What kind are you?

by in Inspiration, & Motivation, Kids Health, Wellness March 15, 2012

I suppose that I should begin this blog with a sincere apology to my parents for being such a total shithead from about the age of 8 to 21.  I can think of several specific instances in my teenage years that I am sure took years off of their lives; and yet, somehow they didn’t disown me.  Likewise, I should also thank my gorgeous daughter for prompting me to write this blog; because amazingly enough at age 7, she already knows how ignite fire in me with the blink of an eye.  Thank you, Kendall for allowing me the chance to be more self-reflective. You provide me the opportunity to see how I can become a better mom, by controlling my reactions to your behavior in certain situations; often times something as simple as brushing your hair.

We have all heard it before, and I would tend to agree that being a parent is the hardest job in the world (and yes mom, I realize this is a full circle moment for you :-)).  I am not talking about mothering or fathering a child; I am talking about being a parent.
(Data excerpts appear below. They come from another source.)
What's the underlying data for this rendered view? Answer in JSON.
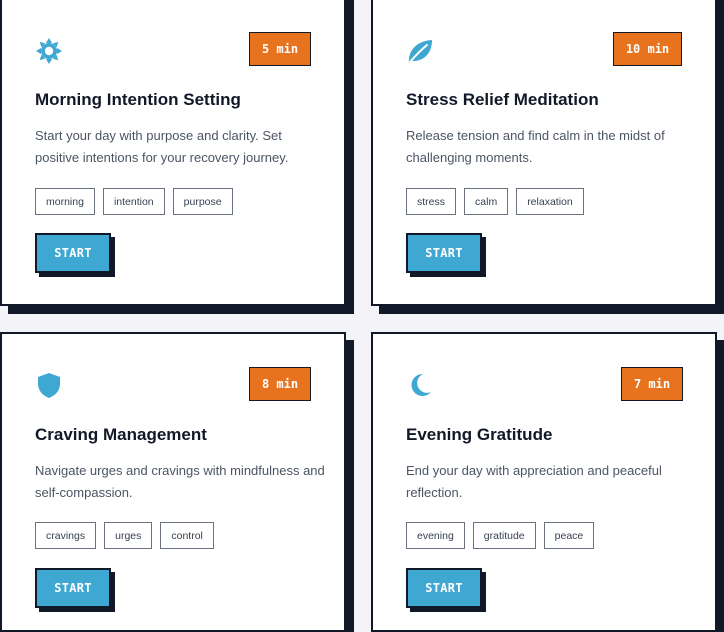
{
  "colors": {
    "accent_orange": "#e8731e",
    "icon_blue": "#3fa8d2",
    "border_dark": "#111827"
  },
  "cards": [
    {
      "icon": "sun-icon",
      "duration": "5 min",
      "title": "Morning Intention Setting",
      "description": "Start your day with purpose and clarity. Set positive intentions for your recovery journey.",
      "tags": [
        "morning",
        "intention",
        "purpose"
      ],
      "button": "START"
    },
    {
      "icon": "leaf-icon",
      "duration": "10 min",
      "title": "Stress Relief Meditation",
      "description": "Release tension and find calm in the midst of challenging moments.",
      "tags": [
        "stress",
        "calm",
        "relaxation"
      ],
      "button": "START"
    },
    {
      "icon": "shield-icon",
      "duration": "8 min",
      "title": "Craving Management",
      "description": "Navigate urges and cravings with mindfulness and self-compassion.",
      "tags": [
        "cravings",
        "urges",
        "control"
      ],
      "button": "START"
    },
    {
      "icon": "moon-icon",
      "duration": "7 min",
      "title": "Evening Gratitude",
      "description": "End your day with appreciation and peaceful reflection.",
      "tags": [
        "evening",
        "gratitude",
        "peace"
      ],
      "button": "START"
    }
  ]
}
Being present.  Setting rules and establishing boundaries. Advising our children on manners and life’s lessons.  Preparing them for this crazy world that we live in, as best we can. Teaching them the value of family; how to love, hurt and respond to emotion.

Countless times, I have related parenting to walking atop of an endless 6-foot privacy fence; balancing like a young gymnast in her first meet trying desperately to make it to the opposite end without falling.  If she falls to one side, she hits the hard floor; on the other she falls into a foam pit, struggling to get out. Her goal is to cross the beam with minimal glitches; but if she loses focus, turns too quickly takes the wrong step, she will inevitably fall to one side or the other. The equivalent to parenting.
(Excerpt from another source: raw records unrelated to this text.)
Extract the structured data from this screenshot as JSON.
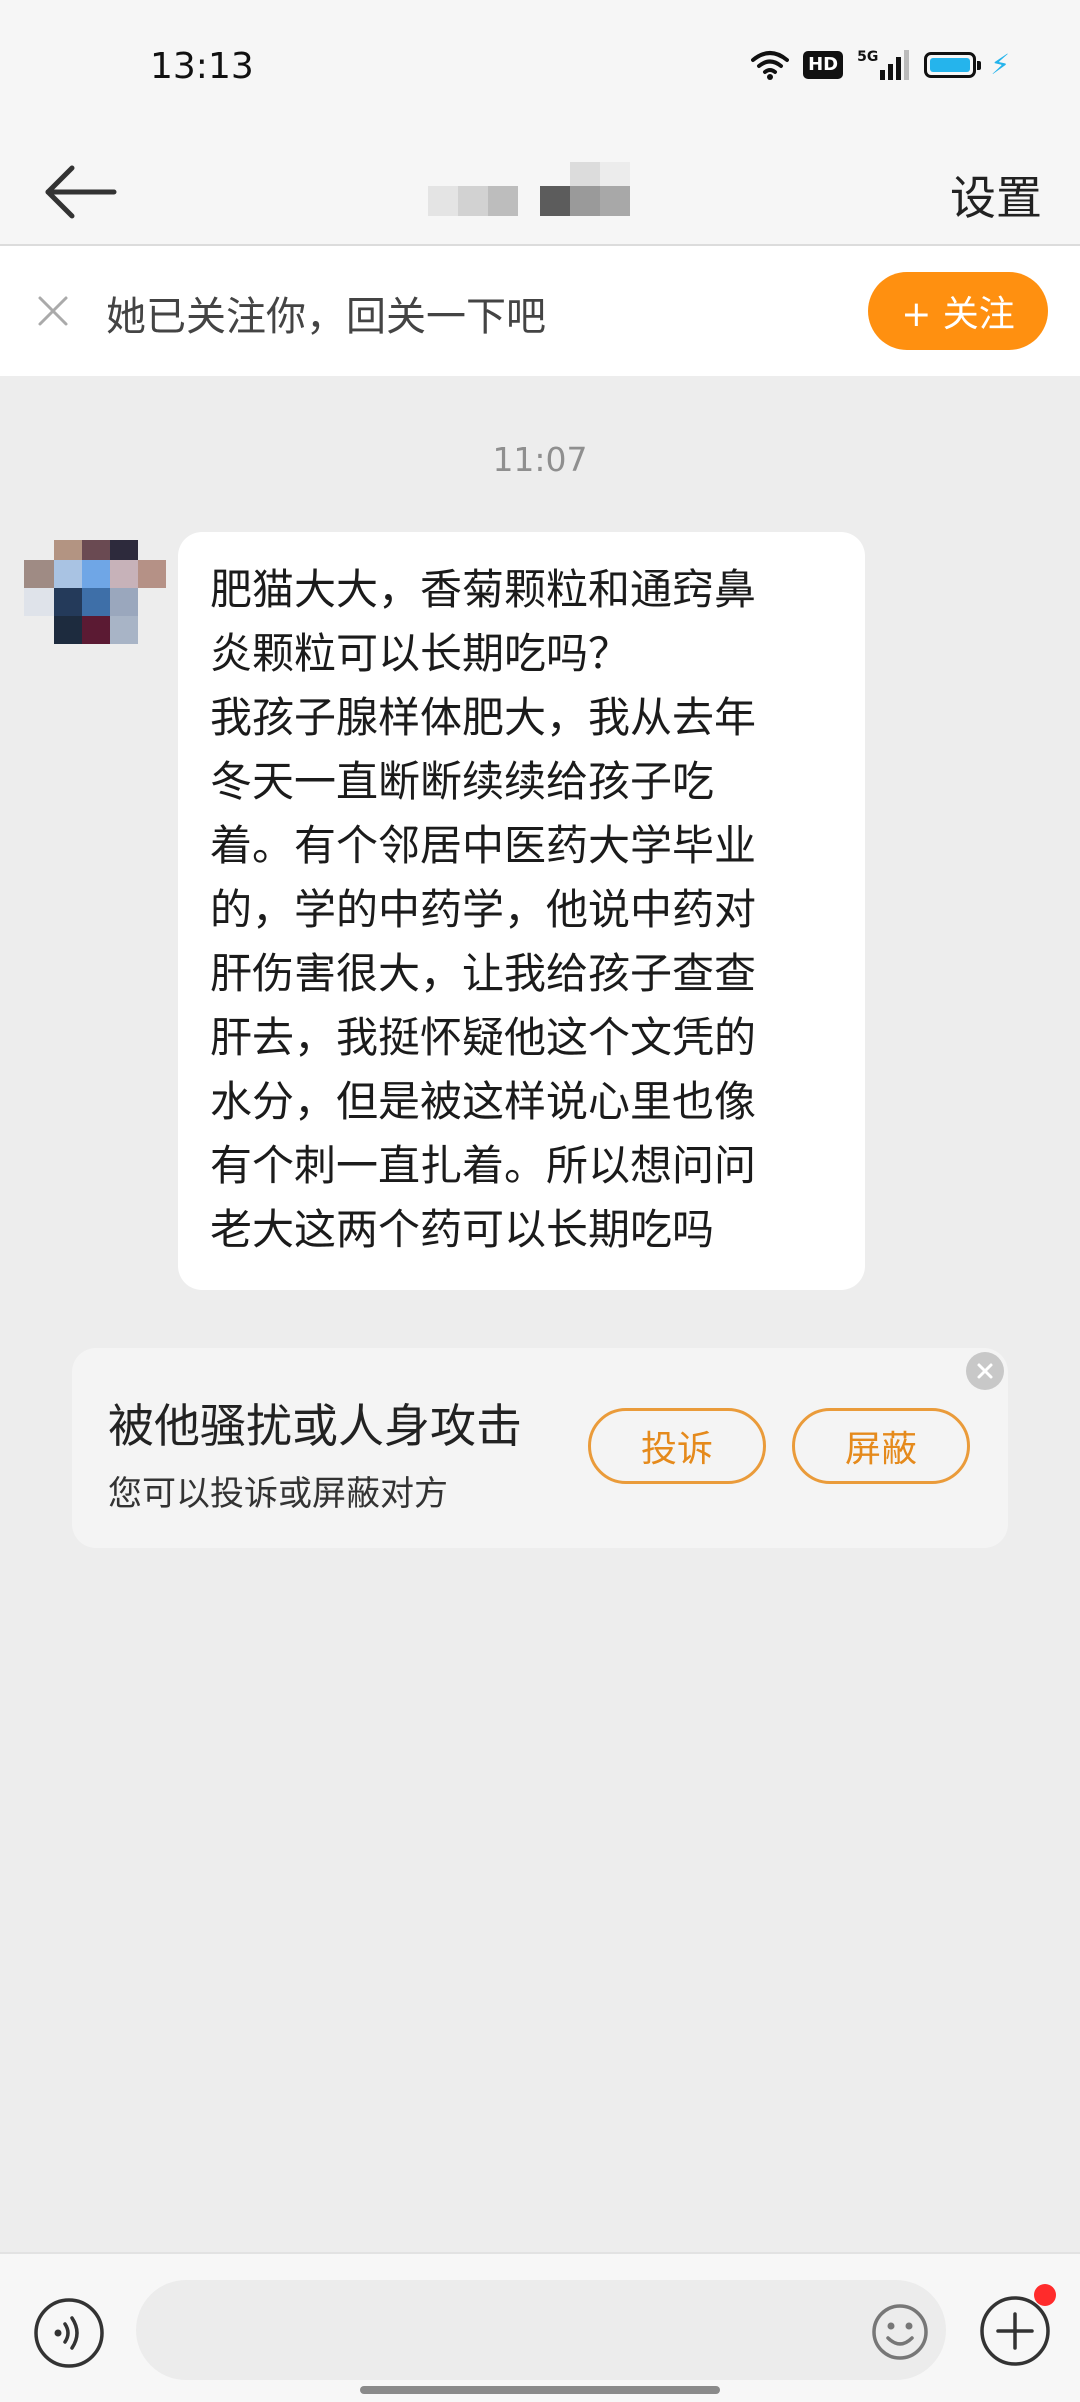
{
  "status_bar": {
    "time": "13:13",
    "hd": "HD",
    "network": "5G",
    "icons": [
      "wifi-icon",
      "signal-icon",
      "battery-icon",
      "charging-icon"
    ]
  },
  "header": {
    "back_icon": "arrow-left-icon",
    "settings_label": "设置"
  },
  "follow_banner": {
    "text": "她已关注你，回关一下吧",
    "button_label": "+ 关注",
    "accent_color": "#ff9010"
  },
  "chat": {
    "timestamp": "11:07",
    "message": "肥猫大大，香菊颗粒和通窍鼻\n炎颗粒可以长期吃吗？\n我孩子腺样体肥大，我从去年\n冬天一直断断续续给孩子吃\n着。有个邻居中医药大学毕业\n的，学的中药学，他说中药对\n肝伤害很大，让我给孩子查查\n肝去，我挺怀疑他这个文凭的\n水分，但是被这样说心里也像\n有个刺一直扎着。所以想问问\n老大这两个药可以长期吃吗"
  },
  "report_card": {
    "title": "被他骚扰或人身攻击",
    "subtitle": "您可以投诉或屏蔽对方",
    "complain_label": "投诉",
    "block_label": "屏蔽"
  },
  "input_bar": {
    "placeholder": "",
    "icons": [
      "voice-icon",
      "emoji-icon",
      "plus-icon"
    ]
  }
}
If you are the strict disciplinarian, chances are your kids may rebel trying to explore and find their own place in this world. If you are the lenient “let’s be friends” kind of parent, it is very likely that your kids have no boundaries and are out of control. So, the question is – is there truly and even medium? Can you stay on top of the balance beam without falling to one side or the other? I think so, but it takes hard work!

So which are you?  The parent with the “hard hand” who runs a house of strict discipline?  The parent who lets things slide or thinks, I’ll worry about it later? Or are you the parent who puts in the extra time or takes a step back when you know you are about to lose it? Do you talk to other parents to develop a mental library of strategies that work and disciplines that don’t?  Do you ultimately look at yourself and think what can I do better?   I do believe that to say you are this type of parent; you must be willing to grow as a person, be introspective and allow your kids to teach you at the same time you are teaching them. I know that many of my friends and people I associate are the “hard-workers.”  They are the ones “winning” by staying on top of the beam.
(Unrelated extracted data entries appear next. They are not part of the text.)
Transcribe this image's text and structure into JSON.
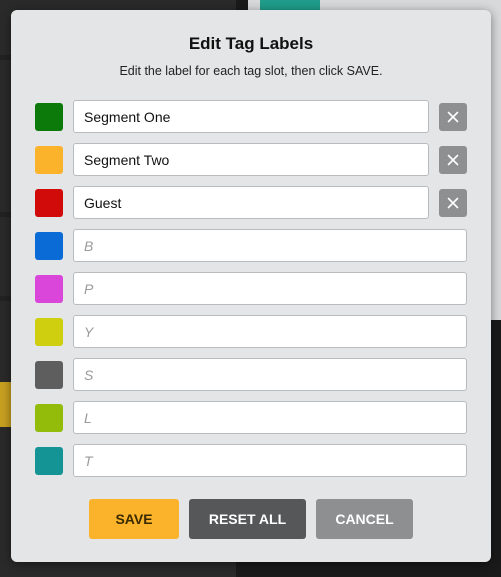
{
  "dialog": {
    "title": "Edit Tag Labels",
    "subtitle": "Edit the label for each tag slot, then click SAVE."
  },
  "tags": [
    {
      "color": "#0b7a0b",
      "value": "Segment One",
      "placeholder": "",
      "clearable": true
    },
    {
      "color": "#fbb32b",
      "value": "Segment Two",
      "placeholder": "",
      "clearable": true
    },
    {
      "color": "#d10a0a",
      "value": "Guest",
      "placeholder": "",
      "clearable": true
    },
    {
      "color": "#0b6bd6",
      "value": "",
      "placeholder": "B",
      "clearable": false
    },
    {
      "color": "#d946d9",
      "value": "",
      "placeholder": "P",
      "clearable": false
    },
    {
      "color": "#cfcf10",
      "value": "",
      "placeholder": "Y",
      "clearable": false
    },
    {
      "color": "#5e5e5e",
      "value": "",
      "placeholder": "S",
      "clearable": false
    },
    {
      "color": "#92bb0a",
      "value": "",
      "placeholder": "L",
      "clearable": false
    },
    {
      "color": "#149494",
      "value": "",
      "placeholder": "T",
      "clearable": false
    }
  ],
  "clear_icon": "close-icon",
  "buttons": {
    "save": "SAVE",
    "reset": "RESET ALL",
    "cancel": "CANCEL"
  }
}
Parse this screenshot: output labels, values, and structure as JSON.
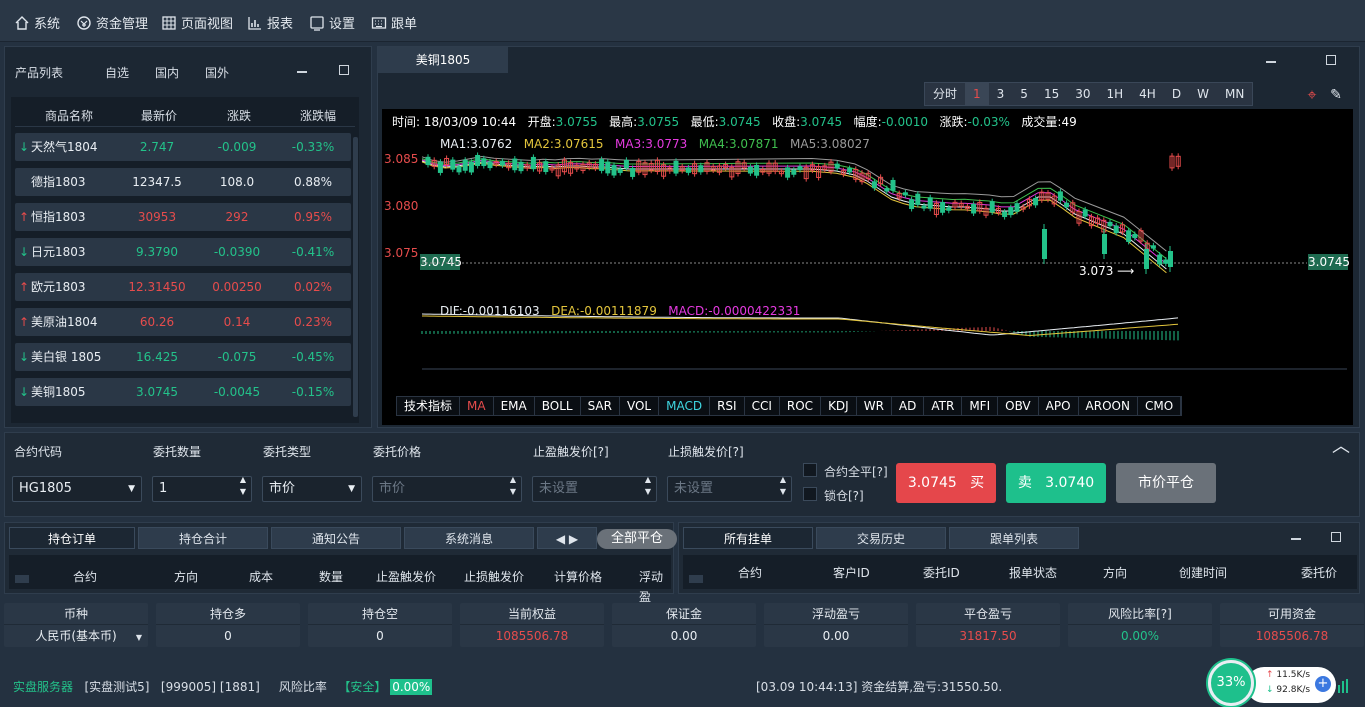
{
  "menu": [
    {
      "label": "系统",
      "icon": "home-icon"
    },
    {
      "label": "资金管理",
      "icon": "money-icon"
    },
    {
      "label": "页面视图",
      "icon": "grid-icon"
    },
    {
      "label": "报表",
      "icon": "chart-icon"
    },
    {
      "label": "设置",
      "icon": "settings-icon"
    },
    {
      "label": "跟单",
      "icon": "keyboard-icon"
    }
  ],
  "product_panel": {
    "tabs": [
      "产品列表",
      "自选",
      "国内",
      "国外"
    ],
    "headers": [
      "商品名称",
      "最新价",
      "涨跌",
      "涨跌幅"
    ],
    "rows": [
      {
        "name": "天然气1804",
        "price": "2.747",
        "change": "-0.009",
        "pct": "-0.33%",
        "dir": "down"
      },
      {
        "name": "德指1803",
        "price": "12347.5",
        "change": "108.0",
        "pct": "0.88%",
        "dir": "none"
      },
      {
        "name": "恒指1803",
        "price": "30953",
        "change": "292",
        "pct": "0.95%",
        "dir": "up"
      },
      {
        "name": "日元1803",
        "price": "9.3790",
        "change": "-0.0390",
        "pct": "-0.41%",
        "dir": "down"
      },
      {
        "name": "欧元1803",
        "price": "12.31450",
        "change": "0.00250",
        "pct": "0.02%",
        "dir": "up"
      },
      {
        "name": "美原油1804",
        "price": "60.26",
        "change": "0.14",
        "pct": "0.23%",
        "dir": "up"
      },
      {
        "name": "美白银 1805",
        "price": "16.425",
        "change": "-0.075",
        "pct": "-0.45%",
        "dir": "down"
      },
      {
        "name": "美铜1805",
        "price": "3.0745",
        "change": "-0.0045",
        "pct": "-0.15%",
        "dir": "down"
      }
    ]
  },
  "chart": {
    "tab": "美铜1805",
    "timeframes": [
      "分时",
      "1",
      "3",
      "5",
      "15",
      "30",
      "1H",
      "4H",
      "D",
      "W",
      "MN"
    ],
    "active_timeframe": "1",
    "info": {
      "time_label": "时间:",
      "time": "18/03/09 10:44",
      "open_label": "开盘:",
      "open": "3.0755",
      "high_label": "最高:",
      "high": "3.0755",
      "low_label": "最低:",
      "low": "3.0745",
      "close_label": "收盘:",
      "close": "3.0745",
      "amp_label": "幅度:",
      "amp": "-0.0010",
      "chg_label": "涨跌:",
      "chg": "-0.03%",
      "vol_label": "成交量:",
      "vol": "49"
    },
    "ma": [
      "MA1:3.0762",
      "MA2:3.07615",
      "MA3:3.0773",
      "MA4:3.07871",
      "MA5:3.08027"
    ],
    "y_ticks": [
      "3.085",
      "3.080",
      "3.075"
    ],
    "last_price": "3.0745",
    "low_marker": "3.073",
    "macd": [
      "DIF:-0.00116103",
      "DEA:-0.00111879",
      "MACD:-0.0000422331"
    ],
    "indicators": [
      "技术指标",
      "MA",
      "EMA",
      "BOLL",
      "SAR",
      "VOL",
      "MACD",
      "RSI",
      "CCI",
      "ROC",
      "KDJ",
      "WR",
      "AD",
      "ATR",
      "MFI",
      "OBV",
      "APO",
      "AROON",
      "CMO"
    ]
  },
  "order": {
    "labels": [
      "合约代码",
      "委托数量",
      "委托类型",
      "委托价格",
      "止盈触发价[?]",
      "止损触发价[?]"
    ],
    "code": "HG1805",
    "qty": "1",
    "type": "市价",
    "price_ph": "市价",
    "tp_ph": "未设置",
    "sl_ph": "未设置",
    "check1": "合约全平[?]",
    "check2": "锁仓[?]",
    "buy_price": "3.0745",
    "buy_label": "买",
    "sell_label": "卖",
    "sell_price": "3.0740",
    "close_label": "市价平仓"
  },
  "positions": {
    "tabs": [
      "持仓订单",
      "持仓合计",
      "通知公告",
      "系统消息"
    ],
    "close_all": "全部平仓",
    "headers": [
      "合约",
      "方向",
      "成本",
      "数量",
      "止盈触发价",
      "止损触发价",
      "计算价格",
      "浮动盈"
    ]
  },
  "orders_panel": {
    "tabs": [
      "所有挂单",
      "交易历史",
      "跟单列表"
    ],
    "headers": [
      "合约",
      "客户ID",
      "委托ID",
      "报单状态",
      "方向",
      "创建时间",
      "委托价"
    ]
  },
  "stats": [
    {
      "title": "币种",
      "value": "人民币(基本币)",
      "color": "white"
    },
    {
      "title": "持仓多",
      "value": "0",
      "color": "white"
    },
    {
      "title": "持仓空",
      "value": "0",
      "color": "white"
    },
    {
      "title": "当前权益",
      "value": "1085506.78",
      "color": "red"
    },
    {
      "title": "保证金",
      "value": "0.00",
      "color": "white"
    },
    {
      "title": "浮动盈亏",
      "value": "0.00",
      "color": "white"
    },
    {
      "title": "平仓盈亏",
      "value": "31817.50",
      "color": "red"
    },
    {
      "title": "风险比率[?]",
      "value": "0.00%",
      "color": "green"
    },
    {
      "title": "可用资金",
      "value": "1085506.78",
      "color": "red"
    }
  ],
  "status": {
    "server": "实盘服务器",
    "account": "[实盘测试5]",
    "ids": "[999005] [1881]",
    "risk_label": "风险比率",
    "safe": "【安全】",
    "risk": "0.00%",
    "message": "[03.09 10:44:13] 资金结算,盈亏:31550.50.",
    "gauge": "33%",
    "up_speed": "11.5K/s",
    "down_speed": "92.8K/s"
  },
  "colors": {
    "up": "#e64c4c",
    "down": "#23c28a",
    "bg": "#243140"
  }
}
On a personal note, there are two things that seem to work for my husband and me when raising our children and dealing with behaviors.  The first is that I am sincerely blessed because Jay and I are a team. We always work together and are on the same page when it comes to discipline.  It seems to work in our favor, that when one of us can’t seem to get a handle a situation or is losing patience, the other steps up and vice versa.  Secondly, we have a select group of friends who we believe to have similar values/rules/beliefs about raising their children as we do and when the need arises, we collaborate. It is amazingly powerful to talk with a friend and have them validate your frustrations or share emotions; to come together knowing that you are not the only one dealing with an issue.  THIS IS WITH ANYTHING IN LIFE – not just parenting.  It is so important to always have positive powerful supporters on your team so you can stay on top of the balance beam!

One Comment
  1. Well said! One of the other things that I am learning is that it is OK to fall off the beam every now and then too! It shows your children you aren’t perfect and don’t expect them to be. You can fall into the safety net of your friends and supporters and it gives you a chance to practice self-compassion and self-forgiveness. All great things! Thanks Lindsey for another great blog!